BAG - Urteil vom 07.07.2011
2 AZR 355/10
Normen:
GG Art. 5 Abs. 1; BGB § 241 Abs. 2; BGB § 626 Abs. 1; RL 2000/78/EG Art. 1; RL 2000/78/EG Art. 2; SGB IX § 85; SGB X § 43 Abs. 1;
Fundstellen:
ArbRB 2012, 5
AuR 2012, 41
AuR 2012, 42
BAGE 138, 312
DB 2012, 58
MDR 2012, 416
NJW 2011, 3803
NZA 2011, 1412
Vorinstanzen:
LAG Niedersachsen, vom 03.12.2009 - Vorinstanzaktenzeichen 5 Sa 739/09
ArbG Hildesheim - 3 Ca 365/08 - 7.5.2009,

Außerordentliche Kündigung des Arbeitsverhältnisses wegen grober Beleidigungen des Arbeitgebers und seiner Repräsentanten

BAG, Urteil vom 07.07.2011 - Aktenzeichen 2 AZR 355/10

DRsp Nr. 2011/20021

Außerordentliche Kündigung des Arbeitsverhältnisses wegen grober Beleidigungen des Arbeitgebers und seiner Repräsentanten

Die Berücksichtigung der Dauer des Arbeitsverhältnisses und seines störungsfreien Verlaufs bei der Interessenabwägung im Rahmen von § 626 Abs. 1 BGB verstößt nicht gegen das Gebot einer unionsrechtskonformen Auslegung des nationalen Rechts.

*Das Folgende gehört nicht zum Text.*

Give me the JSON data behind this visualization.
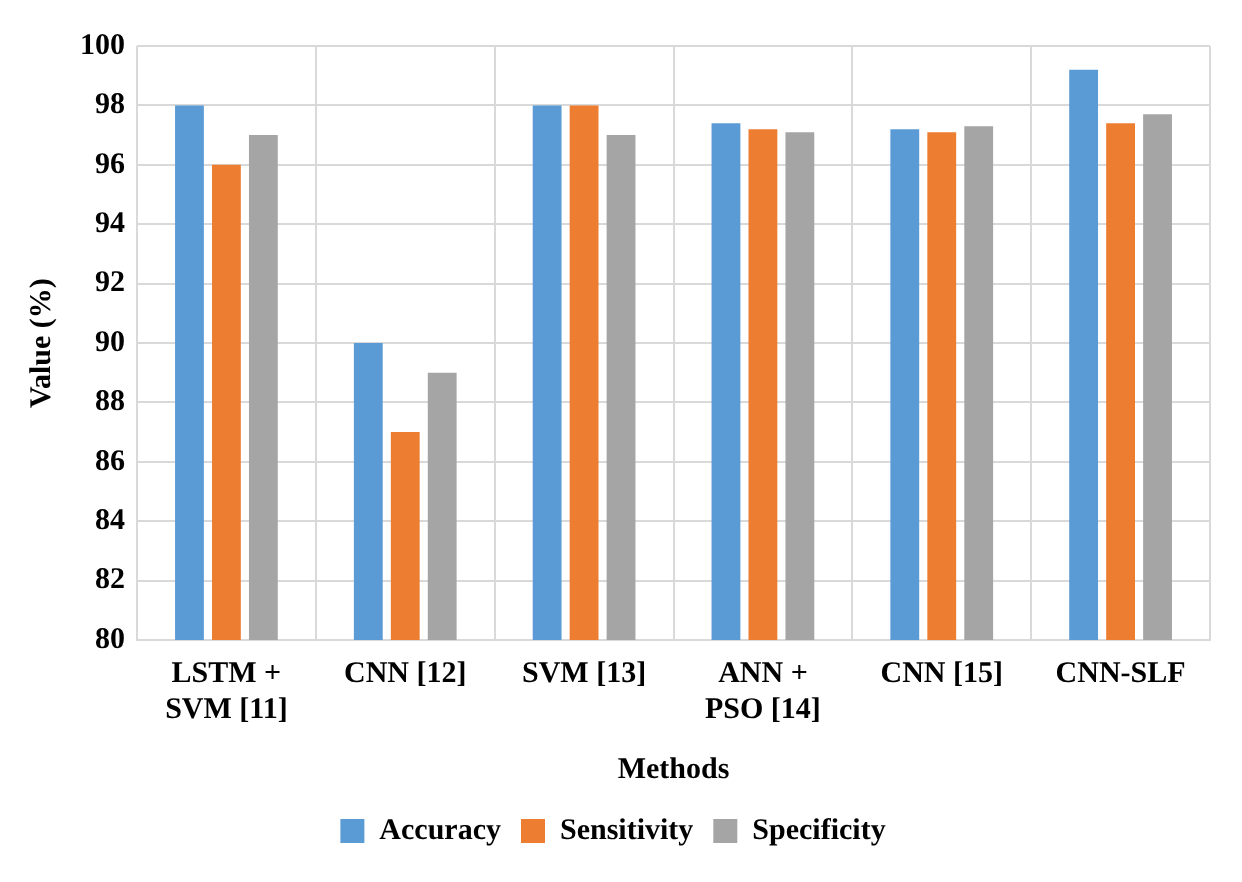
{
  "chart_data": {
    "type": "bar",
    "xlabel": "Methods",
    "ylabel": "Value (%)",
    "categories": [
      "LSTM + SVM [11]",
      "CNN [12]",
      "SVM [13]",
      "ANN + PSO [14]",
      "CNN [15]",
      "CNN-SLF"
    ],
    "series": [
      {
        "name": "Accuracy",
        "color": "#5b9bd5",
        "values": [
          98,
          90,
          98,
          97.4,
          97.2,
          99.2
        ]
      },
      {
        "name": "Sensitivity",
        "color": "#ed7d31",
        "values": [
          96,
          87,
          98,
          97.2,
          97.1,
          97.4
        ]
      },
      {
        "name": "Specificity",
        "color": "#a5a5a5",
        "values": [
          97,
          89,
          97,
          97.1,
          97.3,
          97.7
        ]
      }
    ],
    "ylim": [
      80,
      100
    ],
    "yticks": [
      80,
      82,
      84,
      86,
      88,
      90,
      92,
      94,
      96,
      98,
      100
    ],
    "grid": true,
    "legend": "bottom"
  }
}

Orientierungssätze: 1. Grobe Beleidigungen des Arbeitgebers, seiner Vertreter und Repräsentanten oder von Arbeitskollegen stellen einen erheblichen Verstoß des Arbeitnehmers gegen seine vertragliche Pflicht zur Rücksichtnahme dar (§ 241 Abs. 2 BGB) und sind "an sich" geeignet, eine außerordentliche fristlose Kündigung zu rechtfertigen. Eine grobe Beleidigung in diesem Sinne kann auch in einem Vergleich mit Vorgehensweisen des nationalsozialistischen Unrechtsregimes liegen. 2. Die Grenze zwischen einer lediglich überspitzten oder polemischen Kritik und einer nicht mehr vom Grundrecht auf freie Meinungsäußerung (Art. 5 Abs. 1 GG) gedeckten Schmähung ist überschritten, wenn bei der Äußerung nicht mehr die Auseinandersetzung in der Sache, sondern die Diffamierung der Person im Vordergrund steht.